A REURB — Regularização Fundiária Urbana, instituída pela Lei 13.465/2017, é o procedimento que permite legalizar núcleos urbanos informais (loteamentos clandestinos, ocupações consolidadas, conjuntos sem registro) e atribuir título de propriedade aos seus ocupantes. Este guia explica as duas modalidades (REURB-S e REURB-E), os requisitos, o procedimento administrativo e o resultado registral.
O que é REURB
É o conjunto de medidas jurídicas, urbanísticas, ambientais e sociais destinadas à incorporação dos núcleos urbanos informais ao ordenamento territorial urbano e à titulação de seus ocupantes (art. 9º, Lei 13.465/2017). Substituiu a antiga Lei 11.977/2009 (Minha Casa Minha Vida — parte de regularização fundiária).
Modalidades — REURB-S e REURB-E
REURB-S (Social)
Aplicável a núcleos urbanos informais ocupados predominantemente por população de baixa renda. Característica principal: gratuidade dos atos registrais (inclusive matrículas), conforme art. 13, §1º, da Lei 13.465/2017. Os ocupantes recebem o Título de Legitimação Fundiária diretamente — sem necessidade de pagamento.
REURB-E (Específica)
Aplicável a núcleos não enquadrados como REURB-S — em geral classes média e alta, ou parcelamentos comerciais. Os atos registrais são onerosos e pagos pelos beneficiários, conforme as tabelas dos cartórios.
Núcleo Urbano Informal Consolidado
É o conceito-chave da REURB. Definição (art. 11, II, Lei 13.465/2017): núcleo de difícil reversão, considerados o tempo da ocupação, a natureza das edificações, a localização das vias de circulação e a presença de equipamentos públicos. Em outras palavras: ocupação consolidada que seria desproporcional desmanchar.
Legitimados para Iniciar a REURB
- O Município (via Secretaria de Urbanismo)
- Os beneficiários individualmente ou em grupo
- A União ou os Estados (em áreas próprias)

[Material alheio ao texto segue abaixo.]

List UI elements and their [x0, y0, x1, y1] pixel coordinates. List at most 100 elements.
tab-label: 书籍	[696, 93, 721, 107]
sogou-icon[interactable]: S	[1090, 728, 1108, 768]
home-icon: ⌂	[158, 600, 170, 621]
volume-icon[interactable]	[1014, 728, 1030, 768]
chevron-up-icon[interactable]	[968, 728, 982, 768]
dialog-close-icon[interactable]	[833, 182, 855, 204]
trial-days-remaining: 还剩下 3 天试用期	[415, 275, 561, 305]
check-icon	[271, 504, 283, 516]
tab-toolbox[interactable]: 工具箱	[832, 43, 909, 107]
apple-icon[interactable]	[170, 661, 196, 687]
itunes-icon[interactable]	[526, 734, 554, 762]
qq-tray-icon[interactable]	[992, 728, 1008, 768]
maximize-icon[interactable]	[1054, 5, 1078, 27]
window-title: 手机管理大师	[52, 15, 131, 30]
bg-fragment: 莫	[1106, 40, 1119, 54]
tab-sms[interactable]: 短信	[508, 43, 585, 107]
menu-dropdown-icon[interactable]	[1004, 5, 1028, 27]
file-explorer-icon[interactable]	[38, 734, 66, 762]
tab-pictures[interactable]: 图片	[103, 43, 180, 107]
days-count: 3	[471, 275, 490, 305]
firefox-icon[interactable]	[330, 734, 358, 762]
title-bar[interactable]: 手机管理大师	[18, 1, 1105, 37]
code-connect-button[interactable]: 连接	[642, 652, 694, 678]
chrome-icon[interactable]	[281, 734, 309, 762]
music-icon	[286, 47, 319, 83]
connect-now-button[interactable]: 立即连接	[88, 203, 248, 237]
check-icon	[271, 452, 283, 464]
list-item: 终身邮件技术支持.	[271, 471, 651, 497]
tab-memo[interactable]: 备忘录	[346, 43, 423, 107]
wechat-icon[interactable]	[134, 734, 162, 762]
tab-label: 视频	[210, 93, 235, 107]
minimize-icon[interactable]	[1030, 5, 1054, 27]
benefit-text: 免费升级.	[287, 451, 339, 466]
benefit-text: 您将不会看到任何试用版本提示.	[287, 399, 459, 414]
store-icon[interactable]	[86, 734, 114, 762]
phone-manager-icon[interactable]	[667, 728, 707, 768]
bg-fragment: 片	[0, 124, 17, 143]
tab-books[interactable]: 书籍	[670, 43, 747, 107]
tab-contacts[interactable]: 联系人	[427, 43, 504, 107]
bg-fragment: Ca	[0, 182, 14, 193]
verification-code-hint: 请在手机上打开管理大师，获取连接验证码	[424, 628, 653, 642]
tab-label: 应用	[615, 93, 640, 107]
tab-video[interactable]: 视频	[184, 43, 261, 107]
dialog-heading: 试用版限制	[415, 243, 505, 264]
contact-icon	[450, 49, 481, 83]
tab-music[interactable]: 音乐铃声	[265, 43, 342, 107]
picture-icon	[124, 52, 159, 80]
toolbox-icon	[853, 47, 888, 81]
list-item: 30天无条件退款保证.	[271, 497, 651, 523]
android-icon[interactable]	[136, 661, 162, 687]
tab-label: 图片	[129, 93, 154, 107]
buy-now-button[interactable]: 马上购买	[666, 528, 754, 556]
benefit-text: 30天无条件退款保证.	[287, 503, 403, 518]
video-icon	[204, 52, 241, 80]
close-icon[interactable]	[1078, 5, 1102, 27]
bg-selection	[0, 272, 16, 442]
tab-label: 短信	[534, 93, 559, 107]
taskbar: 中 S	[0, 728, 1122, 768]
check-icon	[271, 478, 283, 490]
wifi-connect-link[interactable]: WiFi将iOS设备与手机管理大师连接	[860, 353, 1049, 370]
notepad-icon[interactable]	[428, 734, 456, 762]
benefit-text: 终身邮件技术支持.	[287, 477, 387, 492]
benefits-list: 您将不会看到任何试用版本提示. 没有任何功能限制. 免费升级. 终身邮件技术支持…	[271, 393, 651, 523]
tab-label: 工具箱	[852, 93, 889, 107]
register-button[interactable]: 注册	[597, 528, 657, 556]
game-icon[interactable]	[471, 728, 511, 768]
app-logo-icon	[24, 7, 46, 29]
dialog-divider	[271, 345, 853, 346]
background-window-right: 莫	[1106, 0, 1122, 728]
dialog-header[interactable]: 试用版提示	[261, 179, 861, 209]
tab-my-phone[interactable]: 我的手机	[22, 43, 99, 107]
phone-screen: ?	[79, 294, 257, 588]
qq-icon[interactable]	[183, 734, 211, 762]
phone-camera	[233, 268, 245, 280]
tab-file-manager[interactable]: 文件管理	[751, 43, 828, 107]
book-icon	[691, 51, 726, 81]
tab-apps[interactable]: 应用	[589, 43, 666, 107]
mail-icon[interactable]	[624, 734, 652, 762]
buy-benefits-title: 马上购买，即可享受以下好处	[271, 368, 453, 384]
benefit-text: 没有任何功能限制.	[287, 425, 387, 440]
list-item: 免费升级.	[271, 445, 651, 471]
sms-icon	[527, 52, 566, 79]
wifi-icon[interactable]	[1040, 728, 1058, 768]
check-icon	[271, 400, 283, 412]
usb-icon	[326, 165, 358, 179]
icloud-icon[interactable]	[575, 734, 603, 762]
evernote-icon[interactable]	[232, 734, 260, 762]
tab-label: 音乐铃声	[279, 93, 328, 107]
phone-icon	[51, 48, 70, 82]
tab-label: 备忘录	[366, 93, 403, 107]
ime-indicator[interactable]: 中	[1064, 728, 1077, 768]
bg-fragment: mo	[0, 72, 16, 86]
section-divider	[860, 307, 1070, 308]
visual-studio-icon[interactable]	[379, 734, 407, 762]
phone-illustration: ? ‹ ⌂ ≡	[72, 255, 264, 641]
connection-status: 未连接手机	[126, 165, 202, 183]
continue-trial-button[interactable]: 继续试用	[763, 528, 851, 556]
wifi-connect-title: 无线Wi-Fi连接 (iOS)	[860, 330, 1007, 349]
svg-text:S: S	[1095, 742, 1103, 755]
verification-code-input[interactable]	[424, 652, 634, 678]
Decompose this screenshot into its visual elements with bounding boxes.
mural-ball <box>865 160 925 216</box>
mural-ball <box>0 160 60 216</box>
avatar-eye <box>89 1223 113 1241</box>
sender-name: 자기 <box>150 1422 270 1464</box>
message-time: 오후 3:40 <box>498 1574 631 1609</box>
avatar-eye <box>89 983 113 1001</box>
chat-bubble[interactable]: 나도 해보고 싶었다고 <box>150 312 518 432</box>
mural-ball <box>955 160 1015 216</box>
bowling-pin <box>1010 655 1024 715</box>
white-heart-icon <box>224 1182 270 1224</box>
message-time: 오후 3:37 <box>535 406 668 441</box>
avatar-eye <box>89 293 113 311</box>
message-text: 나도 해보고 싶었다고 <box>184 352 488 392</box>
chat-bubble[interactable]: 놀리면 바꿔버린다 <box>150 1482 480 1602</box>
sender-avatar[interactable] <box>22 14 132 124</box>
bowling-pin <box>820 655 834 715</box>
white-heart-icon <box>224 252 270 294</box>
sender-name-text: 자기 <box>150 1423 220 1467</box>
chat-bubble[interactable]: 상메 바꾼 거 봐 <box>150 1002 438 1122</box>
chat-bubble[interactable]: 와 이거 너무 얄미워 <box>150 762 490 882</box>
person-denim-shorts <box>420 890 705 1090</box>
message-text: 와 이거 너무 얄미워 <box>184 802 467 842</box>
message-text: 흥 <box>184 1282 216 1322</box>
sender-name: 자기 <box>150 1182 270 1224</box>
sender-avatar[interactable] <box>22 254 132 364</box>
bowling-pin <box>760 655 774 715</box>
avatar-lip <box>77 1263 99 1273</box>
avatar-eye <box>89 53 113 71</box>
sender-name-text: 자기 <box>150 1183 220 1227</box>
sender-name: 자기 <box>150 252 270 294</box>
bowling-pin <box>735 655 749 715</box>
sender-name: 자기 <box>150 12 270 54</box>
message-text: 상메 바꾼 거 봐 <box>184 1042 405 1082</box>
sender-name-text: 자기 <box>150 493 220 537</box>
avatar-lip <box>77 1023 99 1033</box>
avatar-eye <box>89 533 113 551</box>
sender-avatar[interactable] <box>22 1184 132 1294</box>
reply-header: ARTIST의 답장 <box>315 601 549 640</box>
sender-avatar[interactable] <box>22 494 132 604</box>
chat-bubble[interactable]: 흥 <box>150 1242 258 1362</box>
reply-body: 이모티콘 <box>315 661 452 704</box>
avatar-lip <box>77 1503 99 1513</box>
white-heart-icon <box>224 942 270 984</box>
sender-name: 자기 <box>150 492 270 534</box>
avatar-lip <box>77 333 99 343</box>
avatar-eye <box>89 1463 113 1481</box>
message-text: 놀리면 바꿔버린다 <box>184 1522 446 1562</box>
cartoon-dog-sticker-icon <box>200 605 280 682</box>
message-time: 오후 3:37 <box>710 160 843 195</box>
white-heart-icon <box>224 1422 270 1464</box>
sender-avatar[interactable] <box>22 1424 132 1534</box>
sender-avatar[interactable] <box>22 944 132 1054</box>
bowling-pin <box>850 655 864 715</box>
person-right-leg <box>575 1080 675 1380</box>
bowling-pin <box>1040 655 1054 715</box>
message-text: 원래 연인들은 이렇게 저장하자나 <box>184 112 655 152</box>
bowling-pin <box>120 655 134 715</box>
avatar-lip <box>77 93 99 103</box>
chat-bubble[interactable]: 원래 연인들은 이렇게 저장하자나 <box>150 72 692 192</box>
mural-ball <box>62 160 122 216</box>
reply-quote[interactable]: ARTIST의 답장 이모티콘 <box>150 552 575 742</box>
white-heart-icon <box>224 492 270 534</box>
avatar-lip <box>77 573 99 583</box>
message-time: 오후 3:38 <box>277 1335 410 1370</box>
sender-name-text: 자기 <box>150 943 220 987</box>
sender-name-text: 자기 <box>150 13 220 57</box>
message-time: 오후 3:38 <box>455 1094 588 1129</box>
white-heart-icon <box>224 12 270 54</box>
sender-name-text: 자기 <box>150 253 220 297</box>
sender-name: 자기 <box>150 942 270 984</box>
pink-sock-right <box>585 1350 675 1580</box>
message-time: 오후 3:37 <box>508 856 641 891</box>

- Os proprietários de imóveis (titulares registrais)
- As cooperativas habitacionais, associações de moradores ou fundações privadas
- O Defensor Público, em nome dos beneficiários hipossuficientes
Etapas do Procedimento
1. Requerimento Inicial
Protocolo no Município, com identificação do núcleo, justificativa do enquadramento (REURB-S ou REURB-E) e relação preliminar de ocupantes.
2. Decisão Sobre a Modalidade
O Município decide se aplica REURB-S, REURB-E ou indefere o pedido. Critérios objetivos baseados em renda média dos ocupantes (até 1/2 salário mínimo per capita em geral classifica como REURB-S).
3. Projeto de Regularização Fundiária (PRF)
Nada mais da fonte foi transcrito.